1.662561-357731901
The underlying crisis remains the same. It is still all about the solvency of the banking system and it remains unresolved. Europe is just the latest staging post. Image Credit: AP

The first step toward a solution is to recognise that you have lost control of the problem.

In that spirit, the Committee of European Banking Supervisors' report on bank stresses is welcome. But as attempts at clearing the air go, the exercise is a failure and will go down as a missed opportunity.

The committee said the overall objective was to assess "the resilience of the EU banking system to possible adverse economic developments and to assess the ability of banks in the exercise to absorb possible shocks on credit and market risks, including sovereign risks".

But wading through the report reminded me of being a child at a family gathering at which your "funny" uncle attempts to convince you that he can make a coin disappear by passing it from one hand to the other. In this case, it is bad debt that is passed between banks and sovereigns. Hence the attempt to argue that Europe's banks are largely safe as long as there isn't a sovereign default makes as much sense as saying a watch is waterproof as long as it doesn't get wet.

Destroying risk

In reality, a sovereign default and a banking crisis represent two sides of the same coin, an excess level of debt in the system.
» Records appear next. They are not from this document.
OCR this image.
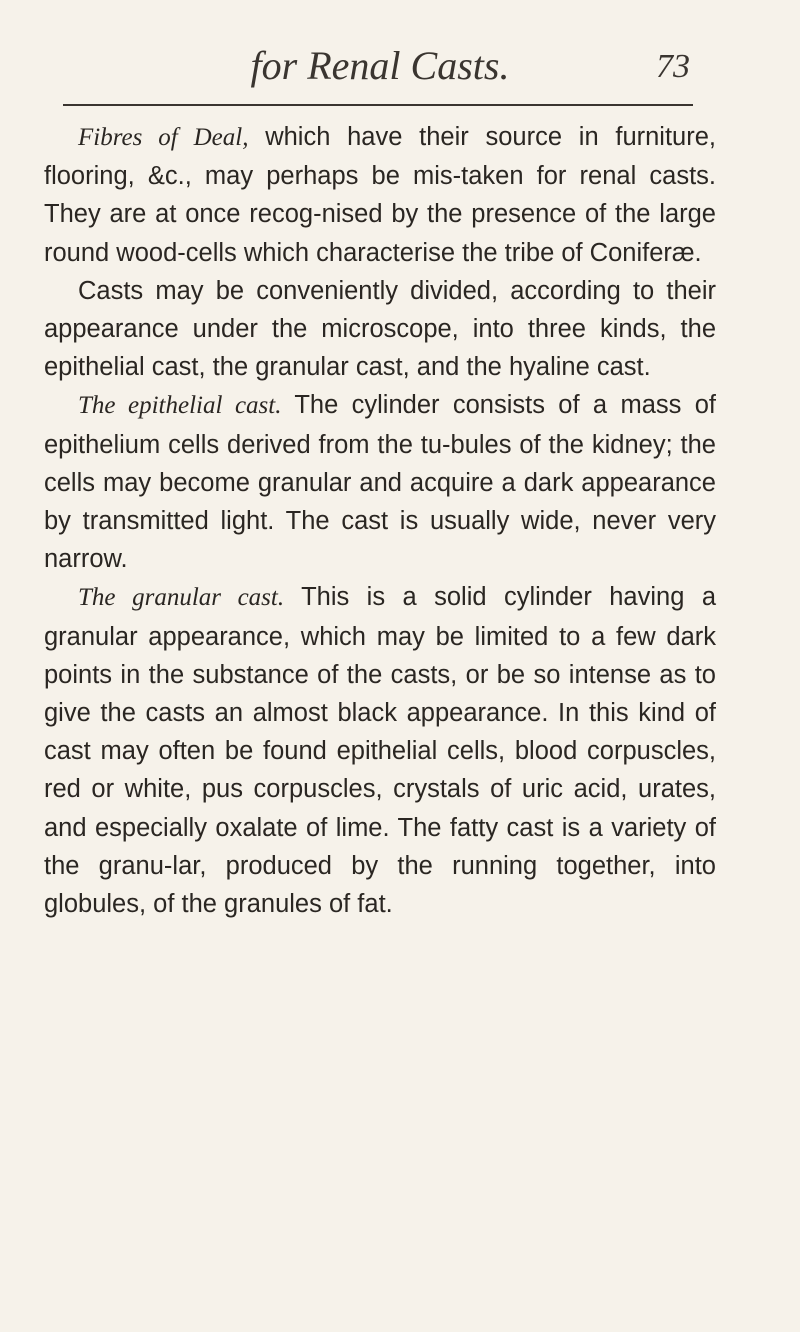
for Renal Casts.	73

Fibres of Deal, which have their source in furniture, flooring, &c., may perhaps be mis-taken for renal casts. They are at once recog-nised by the presence of the large round wood-cells which characterise the tribe of Coniferæ.

Casts may be conveniently divided, according to their appearance under the microscope, into three kinds, the epithelial cast, the granular cast, and the hyaline cast.

The epithelial cast. The cylinder consists of a mass of epithelium cells derived from the tu-bules of the kidney; the cells may become granular and acquire a dark appearance by transmitted light. The cast is usually wide, never very narrow.

The granular cast. This is a solid cylinder having a granular appearance, which may be limited to a few dark points in the substance of the casts, or be so intense as to give the casts an almost black appearance. In this kind of cast may often be found epithelial cells, blood corpuscles, red or white, pus corpuscles, crystals of uric acid, urates, and especially oxalate of lime. The fatty cast is a variety of the granu-lar, produced by the running together, into globules, of the granules of fat.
Financial risk might be subject to the laws of physics - total energy (or risk) is a constant. Or put another way, financial risk can't be destroyed by simply moving it from one balance sheet to another.

The underlying crisis remains the same. It is still all about the solvency of the banking system, and it remains unresolved. Europe is just the latest staging post.

By the same token, the idea that the European Financial Stability Facility and the European Central Bank's U-turn on direct purchases of government bonds was anything other than a bank bailout is much mistaken. The EFSF is merely the latest in a line of state-financed bank bailouts. The question is, will it be enough?

Lot of debt

The bad news is that euro-area lenders still have an awful lot of debt to roll over in the next three years. International Monetary Fund data suggest that commercial euro-area banks may need to roll over more than 2 trillion euros (Dh9.58 trillion) of debt by the end of 2013.

And the biggest failing of the stress test is that it has not really helped investors to distinguish between good and bad banks in relation to that threat. In the end, the financial crisis will be resolved when either asset prices recover fully and/or bad debts are properly written off.

Past experience suggests this process will be long and drawn out, though hopefully not as long as it has been in Japan. In the meantime, investors are left to rely on their own wits to decide which banking systems and banks are the safest. But if we have learned anything since 2008, it is that when investors know there is a debt load, but not precisely who owns it, all banks quickly come to be seen as part of the problem. The sooner Europe realises this, the safer we will all be.